What are Code Violations?
To understand what a Code Violation is one must be familiar with two key concepts:
1. Local Building/Housing Code
A set of standards put in place by local governments proclaiming what the minimum responsibilities of a property owner are as far as property maintenance, so as to not be considered a nuisance.
2. Code Enforcement Department
A local Government Department, typically run by the City, devoted to ensuring that local Building/Housing Code standards are adhered to within their jurisdiction. Code Enforcement Departments, unsurprisingly, receive a lot of their tips from displeased neighbors. They document and vet these claims, citing owners when complaints are confirmed in person by staff. They cite violations they observe traveling to and from these tasks. They also conduct patrols seeking visible evidence of Code Violations.
A Code Violation is a fix-it-ticket, typically accompanied by a small fine and a deadline to resolve the violation, issued by the local Code Enforcement Department to a Property Owner who has failed to adhere to local Building/Housing Code.
Common examples of Code Violations are “High Weeds”, “Unsafe Structure”, “Inoperable Vehicle on Property > 3 Months”, “Vacant and Open” and issues stemming from tenants complaining about their landlord.
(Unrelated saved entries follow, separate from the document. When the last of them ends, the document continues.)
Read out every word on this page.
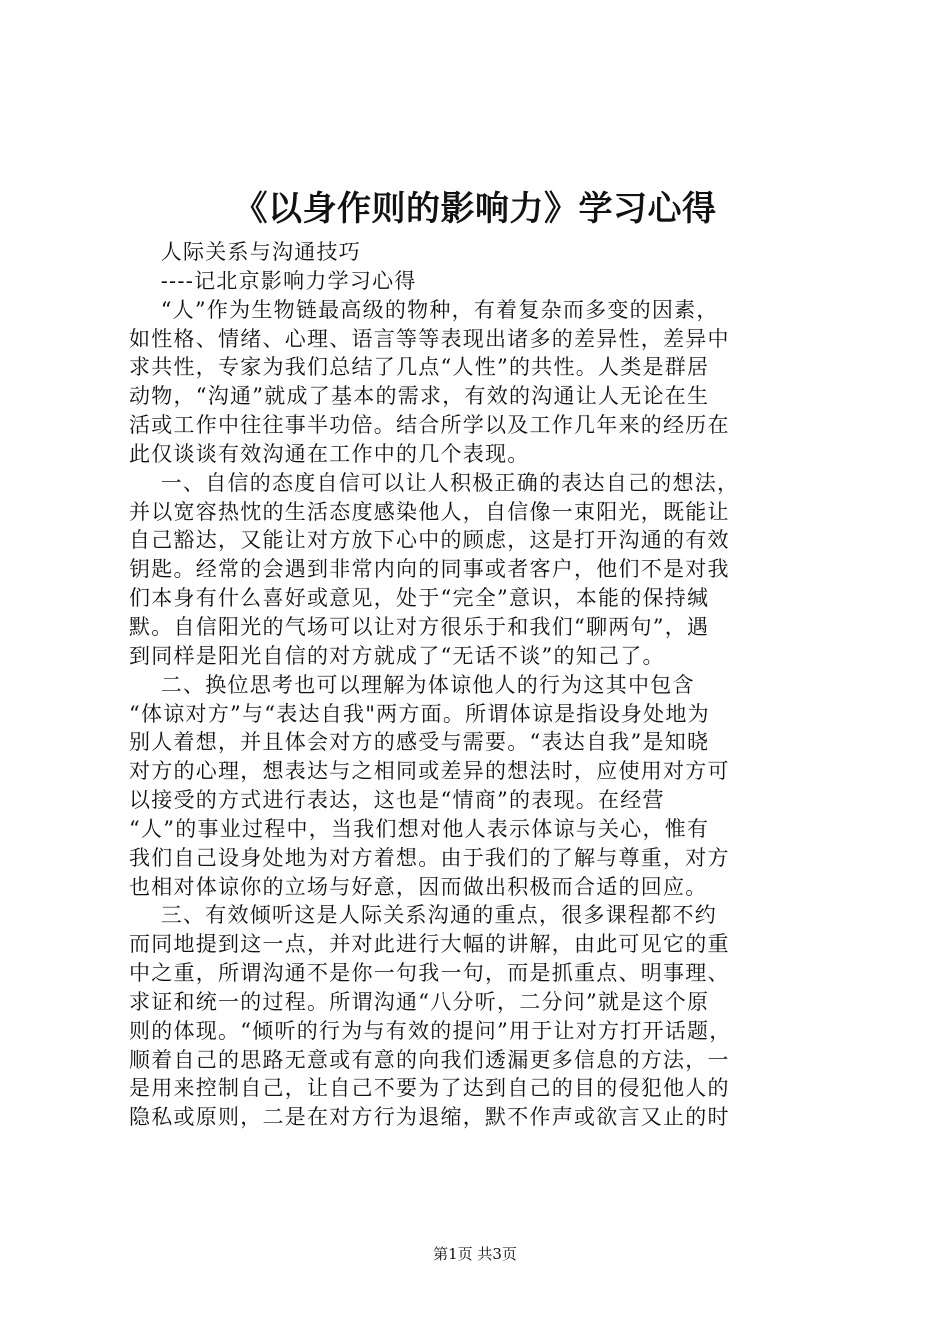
《以身作则的影响力》学习心得
人际关系与沟通技巧
----记北京影响力学习心得
“人”作为生物链最高级的物种，有着复杂而多变的因素，
如性格、情绪、心理、语言等等表现出诸多的差异性，差异中
求共性，专家为我们总结了几点“人性”的共性。人类是群居
动物，“沟通”就成了基本的需求，有效的沟通让人无论在生
活或工作中往往事半功倍。结合所学以及工作几年来的经历在
此仅谈谈有效沟通在工作中的几个表现。
一、自信的态度自信可以让人积极正确的表达自己的想法，
并以宽容热忱的生活态度感染他人，自信像一束阳光，既能让
自己豁达，又能让对方放下心中的顾虑，这是打开沟通的有效
钥匙。经常的会遇到非常内向的同事或者客户，他们不是对我
们本身有什么喜好或意见，处于“完全”意识，本能的保持缄
默。自信阳光的气场可以让对方很乐于和我们“聊两句”，遇
到同样是阳光自信的对方就成了“无话不谈”的知己了。
二、换位思考也可以理解为体谅他人的行为这其中包含
“体谅对方”与“表达自我"两方面。所谓体谅是指设身处地为
别人着想，并且体会对方的感受与需要。“表达自我”是知晓
对方的心理，想表达与之相同或差异的想法时，应使用对方可
以接受的方式进行表达，这也是“情商”的表现。在经营
“人”的事业过程中，当我们想对他人表示体谅与关心，惟有
我们自己设身处地为对方着想。由于我们的了解与尊重，对方
也相对体谅你的立场与好意，因而做出积极而合适的回应。
三、有效倾听这是人际关系沟通的重点，很多课程都不约
而同地提到这一点，并对此进行大幅的讲解，由此可见它的重
中之重，所谓沟通不是你一句我一句，而是抓重点、明事理、
求证和统一的过程。所谓沟通“八分听，二分问”就是这个原
则的体现。“倾听的行为与有效的提问”用于让对方打开话题，
顺着自己的思路无意或有意的向我们透漏更多信息的方法，一
是用来控制自己，让自己不要为了达到自己的目的侵犯他人的
隐私或原则，二是在对方行为退缩，默不作声或欲言又止的时
第1页 共3页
Basically, the property is in objectively such poor shape that the local government is taking action. As stated above Code Violations come with deadlines, Property Owners face much more severe penalties than the initial fine for noncompliance when these expire.
Because of the FOIA (Freedom of Information Act) Code Enforcement Departments are legally mandated to disclose these records if properly requested. These records, as provided, are often very inconvenient to work with.
Why do Real Estate Professionals covet/seek Code Violations?
A Code Violation alone, overall, is unlikely to make someone sell their home immediately. However, a Code Violation list is most certainly a list of distressed property owners. We have run reports on Code Violation data compared with Property Sales records and have found that, in the USA, 4%-10% of properties that are issued code violations wind up selling within one year. Some of these are fairly immediate, the highest rate we have observed of sales within 1 month of initial write up is Richmond, VA where 0.8% of properties written up over the last 5 years have sold within 1 month of initially being written up.
Now, why is that? We are not claiming cause-and-effect. Merely an intriguing correlation (for some.) It is our belief that it is frequently “the straw that breaks the camel's back.” It is a common practice of those seeking off market deals requiring renovation to “drive for dollars” or have “bird dogs” meaning people driving around noting ugly houses to research and contact the owner. This is a common practice across the United States and one can only conclude that marketing to a list of properties gathered via this means is a worthwhile endeavor for a subset of the Real Estate Industry.
A Code Enforcement Department is this on steroids. Not only do they have a taxpayer funded budget to drive around looking for ugly houses with, they receive incessant inbound complaints regarding annoying neighbors and ugly houses from concerned citizens. A large City’s department will write or update info on thousands of cases per week.
As you can see some of these issues are much more readily resolved than others. The vast majority of people issued Code Violations will clean their act up, and rightly so, it is in their best interest to do so. Some people may be in a position where it is in their best interest to, or they would at least rather, cash out on the property instead of carrying out expensive/inconvenient repairs.
While we have established that a Code Violation, in isolation, is unlikely to trigger a quick sale. If someone was already considering getting rid of the house, and then the City came to their door, wrote them a fine, and told them it is time to invest in this property, they are now likely leaning harder towards selling. It happens and is not rare.
Why work with us?
Merely obtaining the information can be a hassle, it will be especially so if you want to stay on top of new information in regular intervals. Once you have received the information it is typically far from ready to use. Depending on your City it is pretty likely there will be no information about the owner in their report. Your report may or may not include the violation address, it may just be a parcel number. Our typical customer wants data in spreadsheet format, it may or may not be a spreadsheet, we process PDF and TXT files.
These lists are great for keeping track of properties you’re investigating if you’re the City, their intention is not to be a Marketing list. To be ready for marketing tools really significant data appending, standardization, and consolidation is required. In many cities it is the case that when a record is updated the date the case was opened is not included, making distinguishing new cases from recent and longstanding ones difficult.
Given the most ideal circumstance, where the Department gives you a spreadsheet report containing the Owner's Name, Address, City, State, and ZIP all in their own columns. Let's say you're in a big City and you're looking to market to everyone who was written up in the previous year. You are still tasked with separating the names of 10,000+ Companies, Trusts, and People from one another in the Owner's Name column and then standardizing the names of the people into First and Last name columns for many marketing tools. No small undertaking, a task that deters many who could benefit from, and help people with, the data.
We do not take shortcuts and we do not guesstimate or fill in blanks. All data is acquired solely and painstakingly through government sources to ensure a high quality, convenient, competitively priced product.
We provide accurate Code Enforcement Records that you can use immediately. That is why Real Estate Professionals choose to work with us.